With two children aged under five, Daniel Northern knows this is the time to be sharing in the joys of their daily discoveries.

Yet while his son and daughter are exploring the world, their father is an ocean away, plying his trade as a towering centre and enforcer for the Glasgow Rocks.

Nine months of separation takes its toll, the American admits. "It's depressing," he says. "I have times when I really feel their absence. But I get back on the phone and hear them laugh. And I know this allows me to buy them what they want. There's some fulfilment from that, but it's still hard."

Winning makes life easier but during a season to largely forget, the Rocks have frequently driven Northern into the mire. However, in front of an expected 7000-strong partisan crowd this afternoon at their own Emirates Arena, Sterling Davis' men have an opportunity to secure the club only their second piece of silverware when they take on Worcester Wolves in the BBL Trophy final.

They are huge underdogs. Their guests are in the frame for a potential treble and have consistently excelled. Northern is keen to confound the odds, just as he did when basketball offered an alternative path to the mean streets of Warner-Robins, one of America's pockets of decay,100 miles outside Atlanta.

As a youth, despair was part of the daily diet, the deaths of friends and family all too common, including that of his elder brother Damien in the most troubling of circumstances. Found hanged in Florida, the initial verdict of suicide has been challenged by those who claim it was a brutal lynching conducted by white supremacists.

"That was my freshman year at college and I found it very tough," Northern says. "I almost didn't play basketball any more. I felt at the time if I'd been home, I could have saved him. But there was nothing I could have done. I have his name tattooed on my chest."
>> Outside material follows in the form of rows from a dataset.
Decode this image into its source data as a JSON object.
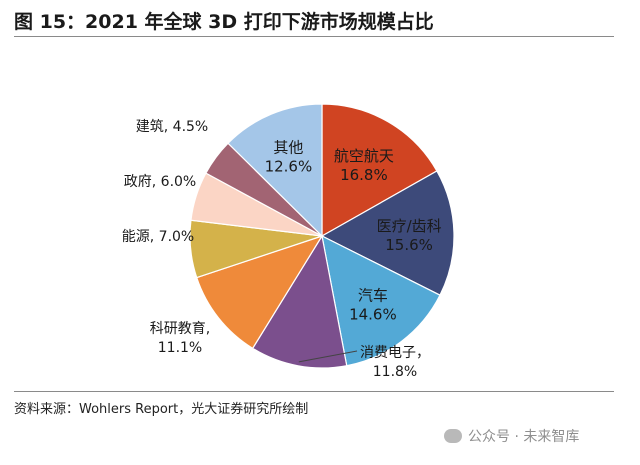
{
  "figure": {
    "title": "图 15：2021 年全球 3D 打印下游市场规模占比",
    "source": "资料来源：Wohlers Report，光大证券研究所绘制"
  },
  "watermark": {
    "text": "公众号 · 未来智库",
    "icon": "wechat-icon"
  },
  "chart_data": {
    "type": "pie",
    "title": "",
    "slices": [
      {
        "label": "航空航天",
        "value": 16.8,
        "display": "16.8%",
        "color": "#d04422",
        "label_position": "inside"
      },
      {
        "label": "医疗/齿科",
        "value": 15.6,
        "display": "15.6%",
        "color": "#3d4a7a",
        "label_position": "inside"
      },
      {
        "label": "汽车",
        "value": 14.6,
        "display": "14.6%",
        "color": "#53a9d6",
        "label_position": "inside"
      },
      {
        "label": "消费电子",
        "value": 11.8,
        "display": "11.8%",
        "color": "#7b4f8d",
        "label_position": "outside"
      },
      {
        "label": "科研教育",
        "value": 11.1,
        "display": "11.1%",
        "color": "#ef8a3a",
        "label_position": "outside"
      },
      {
        "label": "能源",
        "value": 7.0,
        "display": "7.0%",
        "color": "#d4b24a",
        "label_position": "outside"
      },
      {
        "label": "政府",
        "value": 6.0,
        "display": "6.0%",
        "color": "#fbd5c5",
        "label_position": "outside"
      },
      {
        "label": "建筑",
        "value": 4.5,
        "display": "4.5%",
        "color": "#a26473",
        "label_position": "outside"
      },
      {
        "label": "其他",
        "value": 12.6,
        "display": "12.6%",
        "color": "#a4c6e8",
        "label_position": "inside"
      }
    ]
  }
}
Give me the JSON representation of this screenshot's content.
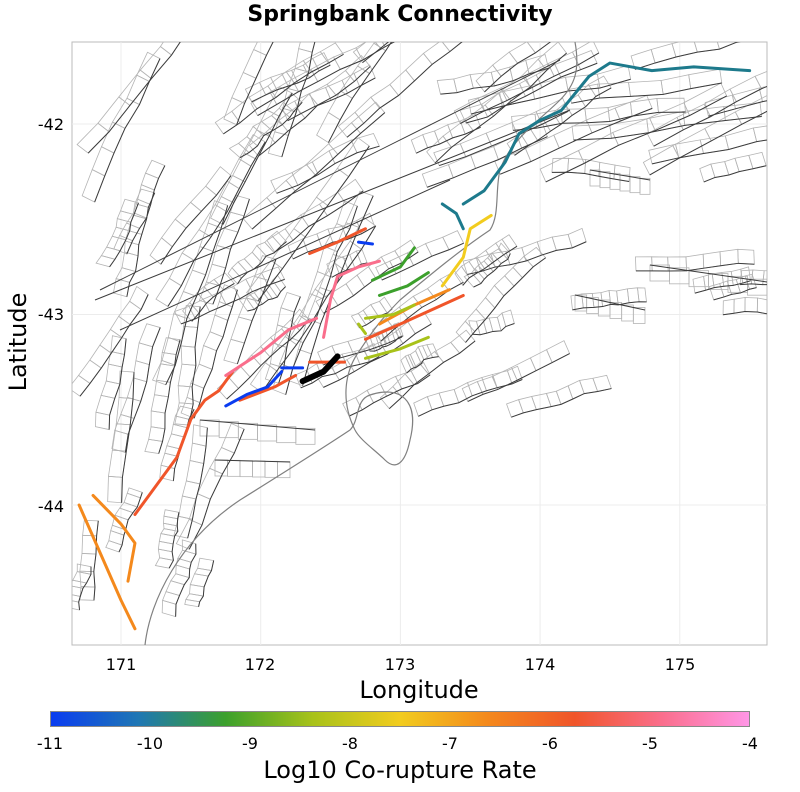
{
  "title": "Springbank Connectivity",
  "xaxis": {
    "label": "Longitude",
    "ticks": [
      "171",
      "172",
      "173",
      "174",
      "175"
    ]
  },
  "yaxis": {
    "label": "Latitude",
    "ticks": [
      "-42",
      "-43",
      "-44"
    ]
  },
  "colorbar": {
    "label": "Log10 Co-rupture Rate",
    "ticks": [
      "-11",
      "-10",
      "-9",
      "-8",
      "-7",
      "-6",
      "-5",
      "-4"
    ],
    "colors": [
      "#0a3cf0",
      "#1f77b4",
      "#3ca02c",
      "#a8c21a",
      "#f2cc1e",
      "#f4891c",
      "#f0552a",
      "#fa6e8c",
      "#ff96e6"
    ]
  },
  "map": {
    "extent": {
      "lon": [
        170.65,
        175.65
      ],
      "lat": [
        -41.6,
        -44.7
      ]
    },
    "grid": true,
    "background_faults_color": "#3c3c3c",
    "fault_planes_color": "#b4b4b4",
    "coastline_color": "#808080",
    "source_fault": {
      "name_visible": false,
      "color": "#000000"
    },
    "ruptures": [
      {
        "color": "#1d7a8c",
        "value": -10,
        "path": [
          [
            173.3,
            -42.42
          ],
          [
            173.4,
            -42.47
          ],
          [
            173.45,
            -42.55
          ]
        ]
      },
      {
        "color": "#1d7a8c",
        "value": -10,
        "path": [
          [
            173.45,
            -42.42
          ],
          [
            173.6,
            -42.35
          ],
          [
            173.75,
            -42.2
          ],
          [
            173.85,
            -42.05
          ],
          [
            174.0,
            -41.98
          ],
          [
            174.15,
            -41.93
          ],
          [
            174.35,
            -41.75
          ],
          [
            174.5,
            -41.68
          ],
          [
            174.8,
            -41.72
          ],
          [
            175.1,
            -41.7
          ],
          [
            175.5,
            -41.72
          ]
        ]
      },
      {
        "color": "#f0552a",
        "value": -5.3,
        "path": [
          [
            171.1,
            -44.05
          ],
          [
            171.2,
            -43.95
          ],
          [
            171.4,
            -43.75
          ],
          [
            171.5,
            -43.55
          ],
          [
            171.6,
            -43.45
          ],
          [
            171.7,
            -43.4
          ],
          [
            171.8,
            -43.3
          ]
        ]
      },
      {
        "color": "#f4891c",
        "value": -6.3,
        "path": [
          [
            170.8,
            -43.95
          ],
          [
            171.0,
            -44.1
          ],
          [
            171.1,
            -44.2
          ],
          [
            171.05,
            -44.4
          ]
        ]
      },
      {
        "color": "#f4891c",
        "value": -6.3,
        "path": [
          [
            170.7,
            -44.0
          ],
          [
            170.85,
            -44.25
          ],
          [
            171.0,
            -44.5
          ],
          [
            171.1,
            -44.65
          ]
        ]
      },
      {
        "color": "#fa6e8c",
        "value": -4.6,
        "path": [
          [
            171.75,
            -43.32
          ],
          [
            172.0,
            -43.2
          ],
          [
            172.2,
            -43.08
          ],
          [
            172.4,
            -43.02
          ]
        ]
      },
      {
        "color": "#fa6e8c",
        "value": -4.6,
        "path": [
          [
            172.45,
            -43.12
          ],
          [
            172.5,
            -42.92
          ],
          [
            172.55,
            -42.8
          ],
          [
            172.7,
            -42.75
          ],
          [
            172.85,
            -42.72
          ]
        ]
      },
      {
        "color": "#f0552a",
        "value": -5.3,
        "path": [
          [
            172.35,
            -42.68
          ],
          [
            172.55,
            -42.62
          ],
          [
            172.75,
            -42.55
          ]
        ]
      },
      {
        "color": "#f0552a",
        "value": -5.3,
        "path": [
          [
            172.75,
            -43.13
          ],
          [
            173.0,
            -43.05
          ],
          [
            173.3,
            -42.95
          ],
          [
            173.45,
            -42.9
          ]
        ]
      },
      {
        "color": "#f0552a",
        "value": -5.3,
        "path": [
          [
            171.85,
            -43.45
          ],
          [
            172.1,
            -43.38
          ],
          [
            172.25,
            -43.32
          ]
        ]
      },
      {
        "color": "#f0552a",
        "value": -5.3,
        "path": [
          [
            172.35,
            -43.25
          ],
          [
            172.6,
            -43.25
          ]
        ]
      },
      {
        "color": "#f4891c",
        "value": -6.3,
        "path": [
          [
            172.85,
            -43.05
          ],
          [
            173.1,
            -42.95
          ],
          [
            173.35,
            -42.87
          ]
        ]
      },
      {
        "color": "#f2cc1e",
        "value": -7.2,
        "path": [
          [
            173.3,
            -42.85
          ],
          [
            173.45,
            -42.7
          ],
          [
            173.5,
            -42.55
          ],
          [
            173.65,
            -42.48
          ]
        ]
      },
      {
        "color": "#3ca02c",
        "value": -8.8,
        "path": [
          [
            172.85,
            -42.9
          ],
          [
            173.05,
            -42.85
          ],
          [
            173.2,
            -42.78
          ]
        ]
      },
      {
        "color": "#3ca02c",
        "value": -8.8,
        "path": [
          [
            172.8,
            -42.82
          ],
          [
            173.0,
            -42.75
          ],
          [
            173.1,
            -42.65
          ]
        ]
      },
      {
        "color": "#a8c21a",
        "value": -8.0,
        "path": [
          [
            172.75,
            -43.02
          ],
          [
            172.95,
            -43.0
          ],
          [
            173.1,
            -42.95
          ]
        ]
      },
      {
        "color": "#a8c21a",
        "value": -8.0,
        "path": [
          [
            172.75,
            -43.23
          ],
          [
            173.0,
            -43.18
          ],
          [
            173.2,
            -43.12
          ]
        ]
      },
      {
        "color": "#a8c21a",
        "value": -8.0,
        "path": [
          [
            172.7,
            -43.05
          ],
          [
            172.75,
            -43.1
          ]
        ]
      },
      {
        "color": "#0a3cf0",
        "value": -10.8,
        "path": [
          [
            171.75,
            -43.48
          ],
          [
            171.9,
            -43.42
          ],
          [
            172.05,
            -43.38
          ],
          [
            172.15,
            -43.3
          ]
        ]
      },
      {
        "color": "#0a3cf0",
        "value": -10.8,
        "path": [
          [
            172.15,
            -43.28
          ],
          [
            172.3,
            -43.28
          ]
        ]
      },
      {
        "color": "#0a3cf0",
        "value": -10.8,
        "path": [
          [
            172.7,
            -42.62
          ],
          [
            172.8,
            -42.63
          ]
        ]
      }
    ],
    "source_path": [
      [
        172.3,
        -43.35
      ],
      [
        172.45,
        -43.3
      ],
      [
        172.55,
        -43.22
      ]
    ]
  }
}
Instead of giving up, however, he threw himself into his sport. "It has been an escape. A safe haven. I come to practice, that's my getaway," he says.

It has taken him around the world, the sacrifice necessary to raise his offspring on the right side of the tracks. This, like so many of his contemporaries, is all about chasing the dream. No-one in the British league is accumulating great wealth. "But I'm hoping one day I get a call from a team offering big money. I'm 28. I don't want to sit down at a desk now. So to be able to play professional basketball is a huge plus."

A winner's medal from today would be a prized souvenir to take home in May. Few expect the Rocks to defy the odds but in shared adversity, Northern declares, bonds are forged. "If we weren't close, we'd be killing one another," he says. "But we've come together. And hopefully we'll be winning together."